Front Immunol ; 8: 563, 2017.
Article in English | MEDLINE | ID: mdl-28567040

ABSTRACT

OBJECTIVE: Multiple solid cancers contain tertiary lymphoid organs (TLO). However, it is unclear whether they promote tumor rejection, facilitate tumor evasion, or simply whether they are a byproduct of chronic inflammation. We hypothesize that although chronic inflammation induces TLO formation, the tumor milieu can modulate TLO organization and functions in prostate cancer. Therefore, our study seeks to elucidate the cellular and molecular signatures in unique prostatectomy specimens from evanescent carcinoma patients to identify markers of cancer regression, which could be harnessed to modulate local immunosuppression or potentially enhance TLO function. METHODS: We used multicolor immunofluorescence to stain prostate tissues, collected at different stages of cancer progression (prostatic intraepithelial neoplasia, intermediate and advanced cancer) or from patients with evanescent prostate carcinoma.

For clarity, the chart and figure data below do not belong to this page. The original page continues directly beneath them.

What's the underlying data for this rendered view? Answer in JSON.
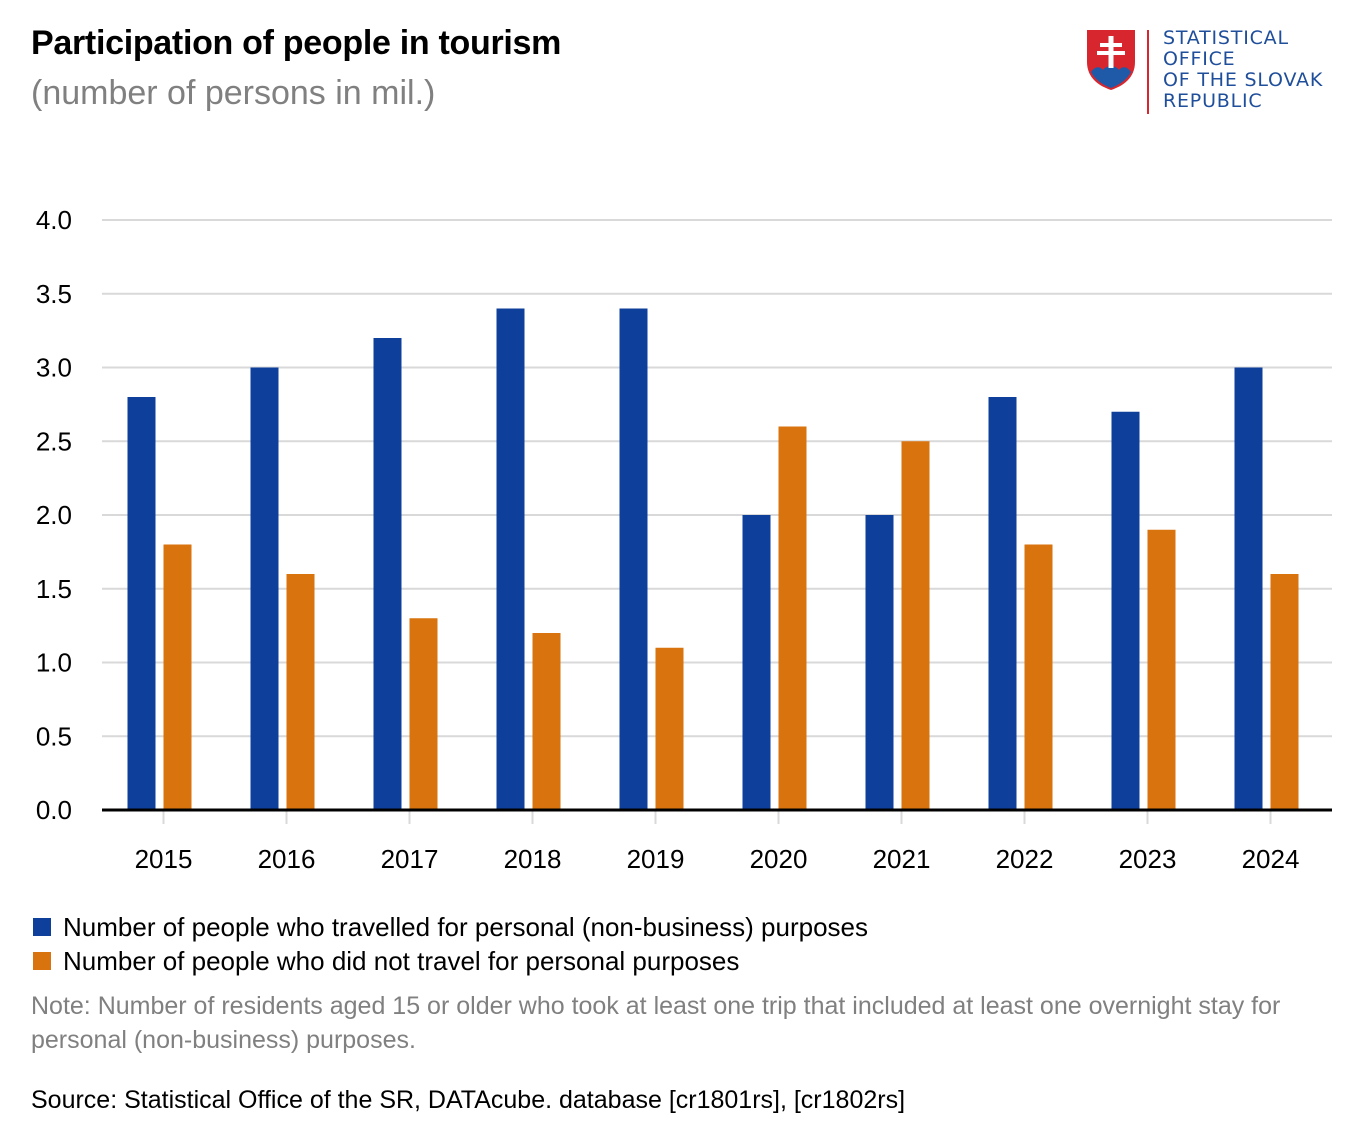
{
  "header": {
    "title": "Participation of people in tourism",
    "subtitle": "(number of persons in mil.)"
  },
  "logo": {
    "lines": [
      "STATISTICAL",
      "OFFICE",
      "OF THE SLOVAK",
      "REPUBLIC"
    ],
    "emblem": "slovak-coat-of-arms-icon"
  },
  "colors": {
    "travelled": "#0e3f9a",
    "not_travelled": "#d9730d",
    "grid": "#d9d9d9",
    "axis": "#000000"
  },
  "chart_data": {
    "type": "bar",
    "categories": [
      "2015",
      "2016",
      "2017",
      "2018",
      "2019",
      "2020",
      "2021",
      "2022",
      "2023",
      "2024"
    ],
    "series": [
      {
        "name": "Number of people who travelled for personal (non-business) purposes",
        "values": [
          2.8,
          3.0,
          3.2,
          3.4,
          3.4,
          2.0,
          2.0,
          2.8,
          2.7,
          3.0
        ]
      },
      {
        "name": "Number of people who did not travel for personal purposes",
        "values": [
          1.8,
          1.6,
          1.3,
          1.2,
          1.1,
          2.6,
          2.5,
          1.8,
          1.9,
          1.6
        ]
      }
    ],
    "yticks": [
      "0.0",
      "0.5",
      "1.0",
      "1.5",
      "2.0",
      "2.5",
      "3.0",
      "3.5",
      "4.0"
    ],
    "ylim": [
      0,
      4
    ],
    "grid": true,
    "legend_position": "bottom-left"
  },
  "footer": {
    "note": "Note: Number of residents aged 15 or older who took at least one trip that included at least one overnight stay for personal (non-business) purposes.",
    "source": "Source: Statistical Office of the SR, DATAcube. database [cr1801rs], [cr1802rs]"
  }
}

Tissues were stained with antibodies specific for pro-inflammatory molecules (cyclooxygenase 2, CXCL10, IL17), tumor-infiltrating immune cells (mature DC-LAMP+ dendritic cells, CD3+ T cells, CD3+Foxp3+ regulatory T cells (Treg), T bet+ Th1 cells, granzyme B+ cytotoxic cells), and stromal cell populations (lymphatic vessels, tumor neovessels, high endothelial venules (HEV), stromal cells), which promote prostate tumor growth or are critical components of tumor-associated TLO. RESULTS: Generally, inflammatory cells are located at the margins of tumors. Unexpectedly, we found TLO within prostate tumors from patients at different stages of cancer and in unique samples from patients with spontaneous cancer remission. In evanescent prostate carcinomas, accumulation of Treg was compromised, while Tbet+ T cells and CD8 T cells were abundant in tumor-associated TLO. In addition, we found a global decrease in tumor neovascularization and the coverage by cells positive for cyclooxygenase 2 (COX2). Finally, consistent with tumor regression, prostate stem cell antigen was considerably reduced in TLO and tumor areas from evanescent carcinoma patients. CONCLUSION: Collectively, our results suggest that COX2 and Treg are attractive therapeutic targets that can be harnessed to enhance TLO-driven tumor immunity against prostate cancer. Specially, the presence of HEV and lymphatics indicate that TLO can be used as a platform for delivery of cell-based and/or COX2 blocking therapies to improve control of tumor growth in prostate cancer.